Regional ist der Fonds derzeit vorwiegend in Europa (45 Prozent) und den USA (35 Prozent) investiert. „Fester Bestandteil des Portfolios sind Fonds wie der Nordea Stable Return und der Phaidros Funds Balanced. Neu im Portfolio ist hingegen der DJE Concept, den wir zu Beginn dieses Jahres als antizyklisches Investment hinzugenommen haben.“ Der von Jens Ehrhardt gemanagte Fonds lief 2014 nicht gut, Schilling hält ihn dennoch für einen der besten dynamischen Mischfonds am Markt: „Mittlerweile schneidet er innerhalb seiner Vergleichsgruppe sehr gut ab, der günstige Einstieg hat sich also gelohnt.“ Ansonsten blieb das Portfolio in den vergangenen zwölf Monaten relativ unverändert, da das Handelssignal nahezu durchgehend bei 100 lag.

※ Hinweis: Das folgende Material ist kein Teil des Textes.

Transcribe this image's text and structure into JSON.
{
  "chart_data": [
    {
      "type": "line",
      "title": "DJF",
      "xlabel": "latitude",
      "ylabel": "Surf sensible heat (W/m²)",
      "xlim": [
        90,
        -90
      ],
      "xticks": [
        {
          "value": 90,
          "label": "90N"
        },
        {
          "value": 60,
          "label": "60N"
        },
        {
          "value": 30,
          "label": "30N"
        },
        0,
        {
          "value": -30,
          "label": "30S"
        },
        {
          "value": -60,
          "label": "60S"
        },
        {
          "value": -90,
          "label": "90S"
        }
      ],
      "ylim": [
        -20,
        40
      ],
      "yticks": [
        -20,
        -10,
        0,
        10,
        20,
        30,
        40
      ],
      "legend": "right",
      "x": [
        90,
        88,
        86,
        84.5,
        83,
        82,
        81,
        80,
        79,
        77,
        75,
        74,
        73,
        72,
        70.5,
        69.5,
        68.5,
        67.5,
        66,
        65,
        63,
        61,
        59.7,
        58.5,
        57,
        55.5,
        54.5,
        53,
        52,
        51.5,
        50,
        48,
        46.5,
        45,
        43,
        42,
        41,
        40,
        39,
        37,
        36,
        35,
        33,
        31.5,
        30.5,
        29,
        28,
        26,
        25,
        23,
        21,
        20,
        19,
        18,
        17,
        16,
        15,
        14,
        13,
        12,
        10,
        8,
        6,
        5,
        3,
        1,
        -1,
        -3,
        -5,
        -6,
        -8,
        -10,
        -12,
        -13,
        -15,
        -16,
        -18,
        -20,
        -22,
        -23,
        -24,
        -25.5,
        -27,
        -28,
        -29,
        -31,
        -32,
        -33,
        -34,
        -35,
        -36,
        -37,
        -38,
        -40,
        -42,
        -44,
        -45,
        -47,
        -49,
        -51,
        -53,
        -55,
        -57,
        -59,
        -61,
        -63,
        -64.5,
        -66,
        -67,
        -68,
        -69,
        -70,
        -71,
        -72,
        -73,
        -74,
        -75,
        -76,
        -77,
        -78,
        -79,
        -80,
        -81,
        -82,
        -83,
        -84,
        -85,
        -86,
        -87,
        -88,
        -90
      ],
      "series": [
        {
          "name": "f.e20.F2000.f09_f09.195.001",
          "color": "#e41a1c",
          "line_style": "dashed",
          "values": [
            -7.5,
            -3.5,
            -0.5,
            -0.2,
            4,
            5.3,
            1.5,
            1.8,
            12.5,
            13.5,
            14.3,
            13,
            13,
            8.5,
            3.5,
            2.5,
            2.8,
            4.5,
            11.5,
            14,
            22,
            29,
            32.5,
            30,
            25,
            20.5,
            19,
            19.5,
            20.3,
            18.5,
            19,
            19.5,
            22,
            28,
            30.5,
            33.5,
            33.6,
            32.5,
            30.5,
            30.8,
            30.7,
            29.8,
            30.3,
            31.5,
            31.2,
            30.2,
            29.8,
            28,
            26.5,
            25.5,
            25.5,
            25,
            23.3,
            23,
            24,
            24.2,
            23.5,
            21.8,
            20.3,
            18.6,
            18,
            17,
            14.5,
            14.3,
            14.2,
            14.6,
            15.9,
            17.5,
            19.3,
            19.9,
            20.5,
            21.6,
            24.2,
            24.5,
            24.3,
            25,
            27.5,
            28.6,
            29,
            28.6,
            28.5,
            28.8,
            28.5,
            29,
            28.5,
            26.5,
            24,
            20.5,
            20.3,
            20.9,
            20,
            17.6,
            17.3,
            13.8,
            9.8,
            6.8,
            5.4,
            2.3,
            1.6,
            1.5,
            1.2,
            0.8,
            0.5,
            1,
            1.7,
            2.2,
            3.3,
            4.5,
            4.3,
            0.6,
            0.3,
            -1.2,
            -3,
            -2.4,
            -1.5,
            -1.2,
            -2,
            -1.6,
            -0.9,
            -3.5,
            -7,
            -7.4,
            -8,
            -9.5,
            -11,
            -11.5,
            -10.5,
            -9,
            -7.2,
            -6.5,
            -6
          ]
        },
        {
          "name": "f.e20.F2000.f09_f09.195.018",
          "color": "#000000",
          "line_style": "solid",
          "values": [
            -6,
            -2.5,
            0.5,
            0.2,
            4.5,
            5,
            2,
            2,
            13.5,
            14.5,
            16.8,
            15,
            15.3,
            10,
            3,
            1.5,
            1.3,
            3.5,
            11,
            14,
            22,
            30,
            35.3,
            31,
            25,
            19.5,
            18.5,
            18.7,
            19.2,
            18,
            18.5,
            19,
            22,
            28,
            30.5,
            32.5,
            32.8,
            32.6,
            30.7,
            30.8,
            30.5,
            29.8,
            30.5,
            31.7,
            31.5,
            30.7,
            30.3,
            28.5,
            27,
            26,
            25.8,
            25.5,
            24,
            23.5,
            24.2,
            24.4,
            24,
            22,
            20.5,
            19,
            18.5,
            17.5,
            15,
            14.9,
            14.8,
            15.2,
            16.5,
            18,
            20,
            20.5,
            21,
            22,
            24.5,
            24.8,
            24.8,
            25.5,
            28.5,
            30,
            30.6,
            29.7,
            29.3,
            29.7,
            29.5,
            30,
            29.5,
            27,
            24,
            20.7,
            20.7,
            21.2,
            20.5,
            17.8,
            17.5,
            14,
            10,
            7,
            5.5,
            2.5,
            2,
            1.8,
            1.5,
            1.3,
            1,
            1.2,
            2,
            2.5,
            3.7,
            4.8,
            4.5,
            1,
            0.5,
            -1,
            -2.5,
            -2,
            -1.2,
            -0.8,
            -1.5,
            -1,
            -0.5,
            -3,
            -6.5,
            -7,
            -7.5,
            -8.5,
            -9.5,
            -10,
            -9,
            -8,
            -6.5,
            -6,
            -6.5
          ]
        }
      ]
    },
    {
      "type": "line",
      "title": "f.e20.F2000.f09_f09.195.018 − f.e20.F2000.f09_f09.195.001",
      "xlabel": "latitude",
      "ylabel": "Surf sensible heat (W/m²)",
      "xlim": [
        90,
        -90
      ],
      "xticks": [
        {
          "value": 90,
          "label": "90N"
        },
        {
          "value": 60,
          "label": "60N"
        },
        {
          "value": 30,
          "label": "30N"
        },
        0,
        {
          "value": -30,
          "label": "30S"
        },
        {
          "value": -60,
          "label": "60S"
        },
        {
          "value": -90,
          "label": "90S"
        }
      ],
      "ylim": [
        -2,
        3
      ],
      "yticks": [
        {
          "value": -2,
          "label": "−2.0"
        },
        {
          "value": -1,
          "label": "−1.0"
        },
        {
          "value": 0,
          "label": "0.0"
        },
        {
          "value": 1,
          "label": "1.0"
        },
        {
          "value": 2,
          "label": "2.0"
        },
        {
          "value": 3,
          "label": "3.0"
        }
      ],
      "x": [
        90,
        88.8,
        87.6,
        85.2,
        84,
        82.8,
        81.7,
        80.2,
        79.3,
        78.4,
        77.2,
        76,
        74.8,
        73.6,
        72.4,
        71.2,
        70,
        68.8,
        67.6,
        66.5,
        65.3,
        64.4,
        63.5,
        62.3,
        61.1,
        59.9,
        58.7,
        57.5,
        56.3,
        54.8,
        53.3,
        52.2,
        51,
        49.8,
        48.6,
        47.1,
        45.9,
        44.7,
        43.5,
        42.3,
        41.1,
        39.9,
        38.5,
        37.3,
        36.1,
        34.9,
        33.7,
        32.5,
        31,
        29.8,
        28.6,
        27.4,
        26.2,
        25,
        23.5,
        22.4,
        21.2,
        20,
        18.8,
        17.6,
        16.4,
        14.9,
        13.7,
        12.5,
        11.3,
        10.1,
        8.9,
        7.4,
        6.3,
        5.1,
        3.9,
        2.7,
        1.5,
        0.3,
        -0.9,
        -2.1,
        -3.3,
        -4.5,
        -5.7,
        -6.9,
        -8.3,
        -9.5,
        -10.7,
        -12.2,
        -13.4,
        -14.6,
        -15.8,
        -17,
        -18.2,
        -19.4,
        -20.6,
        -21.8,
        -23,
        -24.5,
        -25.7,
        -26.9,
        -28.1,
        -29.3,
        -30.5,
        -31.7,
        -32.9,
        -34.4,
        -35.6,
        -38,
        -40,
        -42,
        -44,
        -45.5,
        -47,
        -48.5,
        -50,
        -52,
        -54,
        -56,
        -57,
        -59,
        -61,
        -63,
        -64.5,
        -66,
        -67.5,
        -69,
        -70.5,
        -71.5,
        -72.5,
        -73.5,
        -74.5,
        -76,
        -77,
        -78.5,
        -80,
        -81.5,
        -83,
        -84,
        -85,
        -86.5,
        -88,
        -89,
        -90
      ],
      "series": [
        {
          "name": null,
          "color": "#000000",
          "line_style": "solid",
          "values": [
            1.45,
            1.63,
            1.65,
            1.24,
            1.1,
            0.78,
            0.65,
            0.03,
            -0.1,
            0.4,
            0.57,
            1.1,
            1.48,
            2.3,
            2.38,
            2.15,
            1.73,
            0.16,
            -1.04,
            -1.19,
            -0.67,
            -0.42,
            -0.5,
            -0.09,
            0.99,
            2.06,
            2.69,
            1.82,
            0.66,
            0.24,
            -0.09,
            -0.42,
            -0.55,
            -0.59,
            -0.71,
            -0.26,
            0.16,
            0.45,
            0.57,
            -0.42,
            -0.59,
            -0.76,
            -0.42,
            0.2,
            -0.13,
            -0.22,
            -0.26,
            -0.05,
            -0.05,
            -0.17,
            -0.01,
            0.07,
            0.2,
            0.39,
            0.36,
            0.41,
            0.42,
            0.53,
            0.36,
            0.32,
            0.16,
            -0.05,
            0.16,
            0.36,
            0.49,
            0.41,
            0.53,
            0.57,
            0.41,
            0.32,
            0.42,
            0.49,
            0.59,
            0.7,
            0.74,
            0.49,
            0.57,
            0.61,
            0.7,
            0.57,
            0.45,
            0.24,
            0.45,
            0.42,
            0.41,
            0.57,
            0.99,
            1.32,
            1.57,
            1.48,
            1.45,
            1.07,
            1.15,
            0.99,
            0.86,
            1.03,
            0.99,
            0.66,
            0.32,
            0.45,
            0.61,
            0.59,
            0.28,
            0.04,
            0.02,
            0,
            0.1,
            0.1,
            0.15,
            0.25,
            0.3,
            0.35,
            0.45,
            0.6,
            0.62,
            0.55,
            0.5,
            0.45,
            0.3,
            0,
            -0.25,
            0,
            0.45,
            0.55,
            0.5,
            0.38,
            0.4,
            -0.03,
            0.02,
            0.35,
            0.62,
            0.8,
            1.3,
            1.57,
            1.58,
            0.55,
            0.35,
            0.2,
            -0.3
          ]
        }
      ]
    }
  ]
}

Die Stärken des Anlagekonzepts sieht Schilling vor allem in Marktphasen mit schleichenden, aber nachhaltigen Veränderungen am Markt: „So bleibt genug Zeit, dem Fonds anhand der Marktphasen-Signale einen ausgewogenen, defensiven oder dynamischen Charakter zu verleihen.“ Eine schnelle, intensive Marktschwäche, gefolgt von einer rasanten Erholung, die einige Wochen zeitverzögert erfolgt, wäre hingegen eher ungünstig.

Mit dem dreizylindrigen Marktphasen-Modell erwirtschaftete Schilling in den vergangenen zwölf Monaten ein Plus von 12,41 Prozent, damit lag der Elite Plus UI über dem Durchschnitt seiner Vergleichsgruppe. Die Volatilität war mit 4,48 Prozent für einen ausgewogenen vermögensverwaltenden Fonds unterdurchschnittlich hoch und liegt innerhalb des Korridors von 4 bis 5 Prozent, den Schilling anstrebt.